A setback for DeLay and an embarrassment for Justice?

The Supreme Court will hear challenges to the former House majority leader's Texas redistricting plan.

Published December 12, 2005 8:11PM (EST)

When Terri Schiavo died earlier this year, Tom DeLay issued what sounded like a threat against the judges who reviewed her case. "The time will come," he said, "for the men responsible for this to answer for their behavior." DeLay apologized for the remark later, but he worked into his apology a plug for the book "Men in Black: How the Supreme Court Is Destroying America."

We can only wonder what DeLay has to say for himself now. As federal investigators circle around him in Washington and a criminal case bedevils him in Texas, the Hammer got more bad news on the legal front today: The Supreme Court has agreed to hear four challenges to DeLay's Texas redistricting plan. Lawyers for Democrats and minority groups say the plan, which knocked five Democrats out of the House of Representatives, went too far in creating safe districts for Republicans and discriminated against minorities in the process.

A grant of certiorari isn't a judgment on the merits, of course, but the Supreme Court wouldn't have agreed to hear the challenges unless at least four justices entertained notions of reversing a lower court decision that upheld DeLay's plan.
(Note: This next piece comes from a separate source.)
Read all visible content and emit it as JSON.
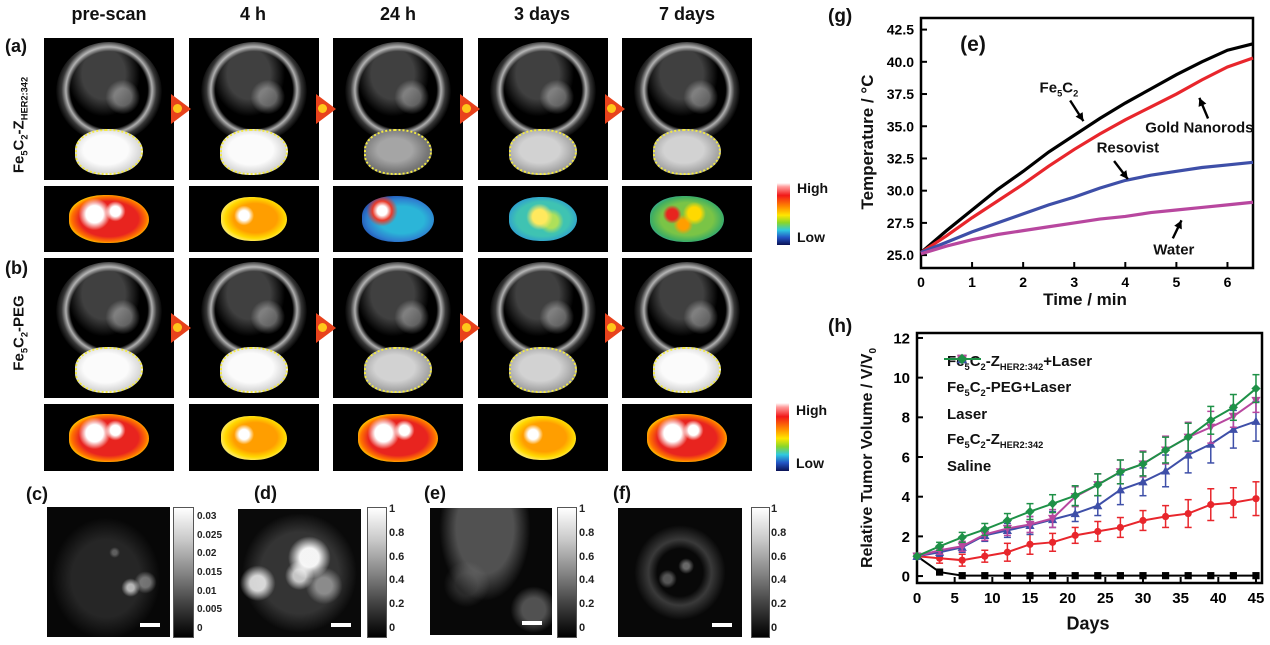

And if you need proof of the problems with the DeLay plan, you don't have to go any further than the Justice Department itself: As the Washington Post reported the other day, six Justice Department lawyers and two Justice Department analysts who reviewed the plan concluded unanimously that it failed to comply with the Supreme Court's redistricting jurisprudence. They recommended that the Justice Department reject the DeLay plan. Senior officials in the Justice Department overruled them, the Post reported.

That intra-department conflict may prove a little embarrassing once the case comes before the Supreme Court, and the Justice Department is taking steps to make sure it never happens again. As the Post reported over the weekend, the Justice Department has imposed a new policy on Voting Rights Act cases: Staff attorneys will no longer be allowed to make recommendations.


By Tim Grieve

Tim Grieve is a senior writer and the author of Salon's War Room blog.